Projet de réforme institutionnelle: l’Omvs en conclave -

Comment construire l’Omvs de demain ? Le Haut-Commissariat abrite ce jour un atelier consacré à la restitution du rapport sanctionnant 2 études prioritaires sur la réforme institutionnelle et le financement du système OMVS. Il réunit autour du Haut-Commissaire Hamed Diane SEMEGA des représentants des sociétés de gestion de l’ Omvs, des Etats membres, les cadres du Haut-commissariat, ainsi que les consultants commis à ces études. Cet atelier intervient après un long processus de concertation interne, et soumet à l’examen et à la validation des participants la dernière version du rapport fourni pas les consultants.

Se conformant aux instructions issues de la XVième Conférence des Chefs d’Etat et de Gouvernement de l’OMVS, le Haut-Commissariat a entrepris ces études afin de « préparer l’OMVS de demain », selon les mots du Haut-Commissaire. En effet, dira-t-il, l’Organisation est à la croisée des chemins ; il lui faut donc prendre dès à présent les dispositions qui lui permettront de s’adapter au contexte actuel afin de ne pas rater le rendez-vous de la modernité et du progrès.
Ce contexte se caractérise en particulier par une démographie galopante, la pression sur la ressource qui doit satisfaire plusieurs usages alors même qu’elle subit les impacts du changement climatique, toutes choses qui résultent en une vulnérabilité accrue du bassin.

Par ailleurs, il faudra d’ores et déjà se préparer aux évolutions futures dans le bassin et la sous- région, qu’il s’agisse par exemple de l’avènement du marché sous-régional de l’énergie en gestation dans le cadre du WAPP, ou de la nouvelle carte économique que dessinera la navigation prochaine sur le fleuve Sénégal.

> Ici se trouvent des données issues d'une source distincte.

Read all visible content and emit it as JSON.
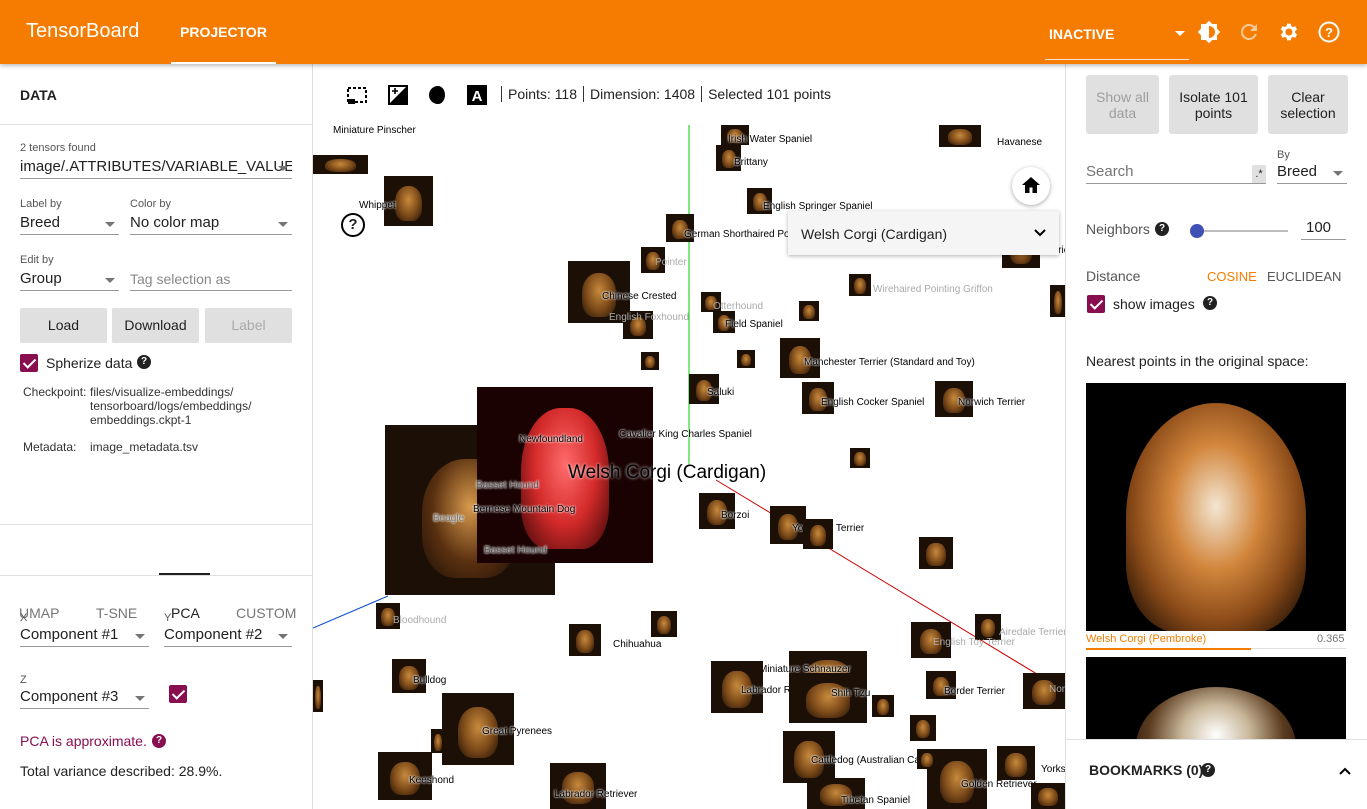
{
  "header": {
    "brand": "TensorBoard",
    "tab": "PROJECTOR",
    "status": "INACTIVE",
    "icons": [
      "theme-icon",
      "refresh-icon",
      "settings-icon",
      "help-icon"
    ]
  },
  "data_panel": {
    "title": "DATA",
    "tensors_found": "2 tensors found",
    "tensor": "image/.ATTRIBUTES/VARIABLE_VALUE",
    "label_by_label": "Label by",
    "label_by": "Breed",
    "color_by_label": "Color by",
    "color_by": "No color map",
    "edit_by_label": "Edit by",
    "edit_by": "Group",
    "tag_placeholder": "Tag selection as",
    "load": "Load",
    "download": "Download",
    "label_btn": "Label",
    "spherize": "Spherize data",
    "checkpoint_label": "Checkpoint:",
    "checkpoint": [
      "files/visualize-embeddings/",
      "tensorboard/logs/embeddings/",
      "embeddings.ckpt-1"
    ],
    "metadata_label": "Metadata:",
    "metadata": "image_metadata.tsv"
  },
  "method_tabs": [
    "UMAP",
    "T-SNE",
    "PCA",
    "CUSTOM"
  ],
  "pca": {
    "x_label": "X",
    "x": "Component #1",
    "y_label": "Y",
    "y": "Component #2",
    "z_label": "Z",
    "z": "Component #3",
    "approx": "PCA is approximate.",
    "variance": "Total variance described: 28.9%."
  },
  "toolbar": {
    "points": "Points: 118",
    "dimension": "Dimension: 1408",
    "selected": "Selected 101 points"
  },
  "plot": {
    "selected_label": "Welsh Corgi (Cardigan)",
    "dropdown": "Welsh Corgi (Cardigan)",
    "labels": [
      "Miniature Pinscher",
      "Whippet",
      "Irish Water Spaniel",
      "Brittany",
      "Havanese",
      "English Springer Spaniel",
      "German Shorthaired Pointer",
      "Fox Terrier",
      "Pointer",
      "Chinese Crested",
      "Wirehaired Pointing Griffon",
      "Otterhound",
      "Field Spaniel",
      "English Foxhound",
      "Manchester Terrier (Standard and Toy)",
      "Saluki",
      "English Cocker Spaniel",
      "Norwich Terrier",
      "Newfoundland",
      "Cavalier King Charles Spaniel",
      "Basset Hound",
      "Beagle",
      "Bernese Mountain Dog",
      "Basset Hound",
      "Borzoi",
      "Yorkshire Terrier",
      "Bloodhound",
      "Chihuahua",
      "Airedale Terrier",
      "English Toy Terrier",
      "Miniature Schnauzer",
      "Labrador Retriever",
      "Shih Tzu",
      "Border Terrier",
      "Bulldog",
      "Great Pyrenees",
      "Keeshond",
      "Labrador Retriever",
      "Cattledog (Australian Cattle Dog)",
      "Golden Retriever",
      "Yorkshire",
      "Tibetan Spaniel",
      "Norfolk"
    ]
  },
  "inspector": {
    "show_all": "Show all data",
    "isolate": "Isolate 101 points",
    "clear": "Clear selection",
    "search_placeholder": "Search",
    "regex": ".*",
    "by_label": "By",
    "by": "Breed",
    "neighbors_label": "Neighbors",
    "neighbors": "100",
    "neighbors_fraction": 0.05,
    "distance_label": "Distance",
    "cosine": "COSINE",
    "euclidean": "EUCLIDEAN",
    "show_images": "show images",
    "nearest_title": "Nearest points in the original space:",
    "nearest": [
      {
        "label": "Welsh Corgi (Pembroke)",
        "value": "0.365"
      }
    ],
    "bookmarks": "BOOKMARKS (0)",
    "accent": "#f57c00"
  }
}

Pour faire sens, cet exercice d’analyse prospective doit prendre en compte également la situation financière des Etats membres de l’OMVS, qui ne pourront soutenir le niveau d’endettement requis pour faire face aux investissements colossaux envisagés dans le cadre du programme d’infrastructure de l’Organisation.

C’est pourquoi le rapport restitué porte en réalité sur une seule étude « à deux pieds », a expliqué le Haut-commissaire. D’une part il fallait réfléchir à un cadre juridique et institutionnel apte à impulser le développement durable du bassin sans rien enlever à la souveraineté des Etats et au principe de solidarité entre les membres de l’Organisation, et d’autre part s’assurer de la pérennisation des financements tant pour la poursuite du développement que pour favoriser les meilleures conditions de gestion, d’exploitation des infrastructures et de coordination technique et humaine dans le système. Ainsi seulement l’OMVS sera prête pour le futur.

Les résultats de cette étude seront soumis à l’approbation du Conseil des ministres de l’Omvs.